Menteri Libya mengundurkan diri sebagai pengunjuk rasa meminta pemerintah untuk mundur

Seorang perwira polisi yang terbunuh ketika negara itu melihat bentrokan mematikan setelah pembunuhan seorang komandan milisi.
Beberapa menteri dengan pemerintah Libya yang diakui secara internasional telah mengundurkan diri untuk mendukung para pengunjuk rasa yang menyerukan Perdana Menteri Abdul Hamid Dbeibah untuk mundur.
Pemerintah akhir pada hari Jumat mengatakan seorang petugas polisi tewas dalam “upaya penyerangan” di kantor perdana menteri ketika ribuan warga Libya berbaris ke kotak dan berbagai daerah di ibukota, Tripoli.
“Dia ditembak oleh penyerang yang tidak dikenal dan menyerah pada luka -lukanya,” kata sebuah pernyataan, menambahkan bahwa anggota kelompok yang bercampur dengan para pengunjuk rasa mencoba membakar kantor menggunakan koktail Molotov.
Menteri Ekonomi dan Perdagangan Mohamed al-Hawij, Menteri Pemerintah Daerah Badr Eddin al-Tumi dan Menteri Perumahan Abu Bakar Al-Ghawi mengundurkan diri, menurut sebuah video yang dirilis oleh dua menteri tersebut serta laporan media lokal.
Pemerintah sebelumnya pada hari Jumat membantah laporan pengunduran diri para menteri.
Sementara itu, di kota Misrata, pengunjuk rasa berkumpul untuk mendukung Dbeibah dan pemerintahnya.
Protes mengikuti gelombang kekerasan di Tripoli dalam minggu terakhir yang menyebabkan kematian setidaknya delapan warga sipil. Bentrokan mematikan dimulai setelah pemimpin milisi yang kuat Abdelghani al-Kikli, juga dikenal sebagai Gheniwa, terbunuh dalam penyergapan di pangkalan militer.
Dbeibah berusaha untuk mengkonsolidasikan kekuasaan dan menegaskan kontrol setelah pembunuhan, dengan lebih banyak bentrokan setelahnya di akhir pekan ini.
Sebelum demonstrasi, Misi Dukungan PBB di Libya (unsmil) telah menekankan “hak warga negara” untuk protes damai “dan memperingatkan terhadap” peningkatan kekerasan “.
Melaporkan dari Tripoli, Malik Traina dari Al Jazeera mengatakan warga Libya ingin melihat perubahan besar karena orang -orang “sangat frustrasi” dengan situasi keamanan.
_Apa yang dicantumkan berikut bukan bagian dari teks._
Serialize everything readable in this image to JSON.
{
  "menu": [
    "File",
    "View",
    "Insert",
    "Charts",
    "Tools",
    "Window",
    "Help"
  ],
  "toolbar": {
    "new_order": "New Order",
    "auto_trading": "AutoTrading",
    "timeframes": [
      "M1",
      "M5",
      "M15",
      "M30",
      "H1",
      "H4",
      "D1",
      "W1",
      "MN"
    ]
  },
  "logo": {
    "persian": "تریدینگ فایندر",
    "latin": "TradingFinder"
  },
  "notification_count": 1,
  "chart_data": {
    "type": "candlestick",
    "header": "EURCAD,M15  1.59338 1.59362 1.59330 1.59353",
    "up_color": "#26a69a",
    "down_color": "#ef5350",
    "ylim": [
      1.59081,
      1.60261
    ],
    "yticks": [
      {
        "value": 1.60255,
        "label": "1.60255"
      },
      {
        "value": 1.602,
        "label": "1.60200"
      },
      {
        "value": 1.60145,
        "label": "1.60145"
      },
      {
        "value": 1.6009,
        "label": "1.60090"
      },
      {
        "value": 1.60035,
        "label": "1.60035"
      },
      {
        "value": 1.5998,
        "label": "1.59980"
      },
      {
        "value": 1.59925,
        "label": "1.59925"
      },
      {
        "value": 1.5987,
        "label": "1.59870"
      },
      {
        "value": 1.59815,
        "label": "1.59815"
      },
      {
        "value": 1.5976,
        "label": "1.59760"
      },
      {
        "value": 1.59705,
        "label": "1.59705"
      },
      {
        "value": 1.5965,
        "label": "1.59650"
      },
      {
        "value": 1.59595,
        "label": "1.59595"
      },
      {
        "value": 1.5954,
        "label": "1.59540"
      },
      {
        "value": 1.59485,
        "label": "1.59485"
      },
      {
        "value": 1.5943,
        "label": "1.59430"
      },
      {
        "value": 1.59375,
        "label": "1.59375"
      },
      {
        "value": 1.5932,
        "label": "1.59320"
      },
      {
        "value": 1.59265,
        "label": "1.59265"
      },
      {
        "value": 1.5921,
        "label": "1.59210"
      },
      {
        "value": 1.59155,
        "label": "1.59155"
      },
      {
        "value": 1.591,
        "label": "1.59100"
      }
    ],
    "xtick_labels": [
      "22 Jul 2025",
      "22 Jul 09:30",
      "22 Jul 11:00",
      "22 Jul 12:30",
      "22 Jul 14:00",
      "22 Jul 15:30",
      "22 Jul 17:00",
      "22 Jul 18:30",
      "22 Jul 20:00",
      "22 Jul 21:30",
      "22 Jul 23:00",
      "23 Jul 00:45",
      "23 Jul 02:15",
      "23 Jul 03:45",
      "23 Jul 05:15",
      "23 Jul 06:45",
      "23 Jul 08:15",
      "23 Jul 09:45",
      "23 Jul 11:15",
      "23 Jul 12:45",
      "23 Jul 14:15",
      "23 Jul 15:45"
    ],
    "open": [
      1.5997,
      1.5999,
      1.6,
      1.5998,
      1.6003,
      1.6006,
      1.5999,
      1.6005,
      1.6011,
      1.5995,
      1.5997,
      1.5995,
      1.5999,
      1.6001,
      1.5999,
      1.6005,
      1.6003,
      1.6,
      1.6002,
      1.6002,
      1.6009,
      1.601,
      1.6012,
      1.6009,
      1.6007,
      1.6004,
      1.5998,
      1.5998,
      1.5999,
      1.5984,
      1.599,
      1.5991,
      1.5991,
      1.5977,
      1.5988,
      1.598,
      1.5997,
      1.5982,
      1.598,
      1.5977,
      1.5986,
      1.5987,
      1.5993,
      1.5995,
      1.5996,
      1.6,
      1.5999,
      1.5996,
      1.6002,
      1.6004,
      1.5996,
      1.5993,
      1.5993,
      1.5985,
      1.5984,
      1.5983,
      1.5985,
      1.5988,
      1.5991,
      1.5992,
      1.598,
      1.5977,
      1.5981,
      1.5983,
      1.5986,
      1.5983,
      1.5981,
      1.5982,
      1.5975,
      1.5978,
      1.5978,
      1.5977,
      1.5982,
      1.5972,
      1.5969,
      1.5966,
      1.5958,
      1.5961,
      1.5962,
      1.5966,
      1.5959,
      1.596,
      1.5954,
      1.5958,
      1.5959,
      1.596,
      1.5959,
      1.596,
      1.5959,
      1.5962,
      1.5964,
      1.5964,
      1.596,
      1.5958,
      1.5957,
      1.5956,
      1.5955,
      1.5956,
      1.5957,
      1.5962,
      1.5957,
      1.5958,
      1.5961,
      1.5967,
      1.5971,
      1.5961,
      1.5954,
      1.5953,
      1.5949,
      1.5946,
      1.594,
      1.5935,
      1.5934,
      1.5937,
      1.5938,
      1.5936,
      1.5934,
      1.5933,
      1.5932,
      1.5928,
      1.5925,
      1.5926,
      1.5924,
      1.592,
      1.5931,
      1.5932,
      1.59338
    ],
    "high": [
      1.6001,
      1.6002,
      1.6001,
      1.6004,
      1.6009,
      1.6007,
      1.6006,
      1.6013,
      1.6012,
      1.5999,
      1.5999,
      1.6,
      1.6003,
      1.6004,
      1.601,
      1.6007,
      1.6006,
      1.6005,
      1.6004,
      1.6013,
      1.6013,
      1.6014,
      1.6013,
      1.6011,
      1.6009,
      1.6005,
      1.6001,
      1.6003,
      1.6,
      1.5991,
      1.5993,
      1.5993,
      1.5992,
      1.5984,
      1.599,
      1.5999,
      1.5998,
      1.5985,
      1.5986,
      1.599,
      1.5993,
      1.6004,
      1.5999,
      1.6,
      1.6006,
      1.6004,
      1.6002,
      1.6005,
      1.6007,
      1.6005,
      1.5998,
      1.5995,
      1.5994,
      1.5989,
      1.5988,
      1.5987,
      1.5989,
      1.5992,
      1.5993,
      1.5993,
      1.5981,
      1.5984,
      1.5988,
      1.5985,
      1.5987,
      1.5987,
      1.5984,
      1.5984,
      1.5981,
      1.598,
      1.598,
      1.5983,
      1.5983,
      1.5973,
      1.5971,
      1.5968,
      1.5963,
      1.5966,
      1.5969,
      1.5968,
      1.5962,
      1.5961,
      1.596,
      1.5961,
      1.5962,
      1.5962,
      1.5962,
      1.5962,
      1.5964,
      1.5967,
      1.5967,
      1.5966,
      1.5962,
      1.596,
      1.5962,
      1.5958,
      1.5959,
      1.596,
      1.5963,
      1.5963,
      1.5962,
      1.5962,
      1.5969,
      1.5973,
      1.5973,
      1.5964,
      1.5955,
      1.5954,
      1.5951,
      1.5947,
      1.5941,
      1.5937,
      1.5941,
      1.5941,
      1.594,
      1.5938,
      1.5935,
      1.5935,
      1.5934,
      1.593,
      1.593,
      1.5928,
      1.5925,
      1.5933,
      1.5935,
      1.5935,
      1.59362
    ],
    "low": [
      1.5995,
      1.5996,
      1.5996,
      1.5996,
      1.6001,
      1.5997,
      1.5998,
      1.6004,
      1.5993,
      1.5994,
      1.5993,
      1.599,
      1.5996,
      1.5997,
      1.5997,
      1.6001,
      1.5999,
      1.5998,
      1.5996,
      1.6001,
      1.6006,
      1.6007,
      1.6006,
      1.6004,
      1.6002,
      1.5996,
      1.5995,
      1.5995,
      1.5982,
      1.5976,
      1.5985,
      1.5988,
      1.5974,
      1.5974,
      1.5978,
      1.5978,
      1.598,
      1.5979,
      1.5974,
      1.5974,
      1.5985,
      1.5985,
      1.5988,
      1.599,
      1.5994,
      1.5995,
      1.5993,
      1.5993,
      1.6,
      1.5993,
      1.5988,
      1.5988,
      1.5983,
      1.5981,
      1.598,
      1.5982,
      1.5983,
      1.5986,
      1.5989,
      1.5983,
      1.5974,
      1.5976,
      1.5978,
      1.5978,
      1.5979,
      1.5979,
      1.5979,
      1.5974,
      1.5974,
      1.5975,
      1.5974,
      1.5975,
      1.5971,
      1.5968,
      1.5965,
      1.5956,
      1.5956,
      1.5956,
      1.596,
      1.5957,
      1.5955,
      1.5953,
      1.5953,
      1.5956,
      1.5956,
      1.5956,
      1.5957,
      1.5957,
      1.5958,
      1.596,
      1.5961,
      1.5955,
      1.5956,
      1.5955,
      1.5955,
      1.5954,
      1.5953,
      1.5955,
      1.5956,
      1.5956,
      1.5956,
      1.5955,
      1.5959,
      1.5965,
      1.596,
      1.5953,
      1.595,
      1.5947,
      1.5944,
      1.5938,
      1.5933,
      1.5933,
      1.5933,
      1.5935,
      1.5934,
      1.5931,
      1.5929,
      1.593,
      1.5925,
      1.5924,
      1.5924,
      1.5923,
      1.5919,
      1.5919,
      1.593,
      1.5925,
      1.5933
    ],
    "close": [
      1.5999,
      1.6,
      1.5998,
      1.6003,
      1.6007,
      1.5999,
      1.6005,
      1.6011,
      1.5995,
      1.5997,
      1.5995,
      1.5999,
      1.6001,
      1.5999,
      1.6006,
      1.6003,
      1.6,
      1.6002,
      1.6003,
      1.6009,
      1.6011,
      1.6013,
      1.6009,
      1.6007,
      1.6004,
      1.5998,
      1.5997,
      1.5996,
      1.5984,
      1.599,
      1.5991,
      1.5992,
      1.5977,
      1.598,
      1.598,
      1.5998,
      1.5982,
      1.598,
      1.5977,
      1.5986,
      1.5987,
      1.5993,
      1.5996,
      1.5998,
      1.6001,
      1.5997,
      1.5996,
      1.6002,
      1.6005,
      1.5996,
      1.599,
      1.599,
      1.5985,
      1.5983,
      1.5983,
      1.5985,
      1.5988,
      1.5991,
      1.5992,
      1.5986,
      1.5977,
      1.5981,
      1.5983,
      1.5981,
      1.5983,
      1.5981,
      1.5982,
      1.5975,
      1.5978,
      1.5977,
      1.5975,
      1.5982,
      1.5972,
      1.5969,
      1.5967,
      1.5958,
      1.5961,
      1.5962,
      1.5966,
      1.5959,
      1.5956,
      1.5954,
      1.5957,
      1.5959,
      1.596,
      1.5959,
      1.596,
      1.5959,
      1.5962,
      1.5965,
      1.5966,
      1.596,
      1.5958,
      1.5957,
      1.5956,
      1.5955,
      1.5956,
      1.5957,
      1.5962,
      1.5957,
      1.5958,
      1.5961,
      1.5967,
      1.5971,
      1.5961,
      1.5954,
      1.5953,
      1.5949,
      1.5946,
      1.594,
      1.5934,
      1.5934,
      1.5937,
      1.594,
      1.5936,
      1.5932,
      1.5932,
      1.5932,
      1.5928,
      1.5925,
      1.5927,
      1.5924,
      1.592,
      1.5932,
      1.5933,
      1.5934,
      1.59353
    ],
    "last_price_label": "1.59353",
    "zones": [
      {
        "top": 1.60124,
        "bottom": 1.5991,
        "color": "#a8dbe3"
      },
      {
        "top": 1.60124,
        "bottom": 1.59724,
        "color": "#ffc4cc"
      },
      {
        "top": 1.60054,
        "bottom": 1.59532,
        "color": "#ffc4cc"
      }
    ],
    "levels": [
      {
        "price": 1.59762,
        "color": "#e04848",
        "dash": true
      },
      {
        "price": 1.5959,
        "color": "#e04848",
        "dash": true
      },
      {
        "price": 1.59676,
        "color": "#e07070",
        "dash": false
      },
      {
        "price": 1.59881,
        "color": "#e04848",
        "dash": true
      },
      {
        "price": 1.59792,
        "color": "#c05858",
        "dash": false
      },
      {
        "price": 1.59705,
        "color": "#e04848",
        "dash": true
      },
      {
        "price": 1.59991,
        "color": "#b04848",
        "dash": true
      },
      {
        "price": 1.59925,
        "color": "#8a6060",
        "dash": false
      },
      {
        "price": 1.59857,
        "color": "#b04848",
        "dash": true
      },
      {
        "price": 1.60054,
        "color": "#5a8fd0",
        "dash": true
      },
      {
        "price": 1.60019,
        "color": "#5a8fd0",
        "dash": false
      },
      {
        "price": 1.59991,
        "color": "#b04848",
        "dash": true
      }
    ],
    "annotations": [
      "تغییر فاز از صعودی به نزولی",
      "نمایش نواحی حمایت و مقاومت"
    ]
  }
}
“Warga Libya menyerukan pemilihan dan ingin dapat menyuarakan pendapat mereka dan menempatkan orang -orang yang mereka inginkan dalam kekuasaan,” katanya.
Kementerian Luar Negeri Mesir mengatakan dalam sebuah pernyataan pada hari Sabtu bahwa Kairo memantau perkembangan di Libya dengan cermat, dan mendesak semua pihak untuk menjalankan “pengekangan maksimum”. Ini juga menyarankan warga Mesir di Libya untuk tetap berhati -hati dan tinggal di rumah mereka sampai situasinya diklarifikasi.
Libya telah mengalami kekacauan sejak pemberontakan yang didukung NATO pada tahun 2011, yang akhirnya membagi negara antara dua administrasi saingan.
Pemerintah Persatuan Nasional Dbeibah (GNU) telah mempertahankan kendali atas Libya barat sejak tahun 2021, sementara administrasi yang didukung oleh komandan militer pemberontak Khalifa Haftar memimpin di timur.
Libya dijadwalkan mengadakan pemilihan nasional pada akhir tahun 2021, yang ditunda tanpa batas waktu karena perselisihan tentang kelayakan kandidat, aturan konstitusional, dan kekhawatiran atas keamanan karena pemerintah saingan gagal menyetujui kerangka kerja.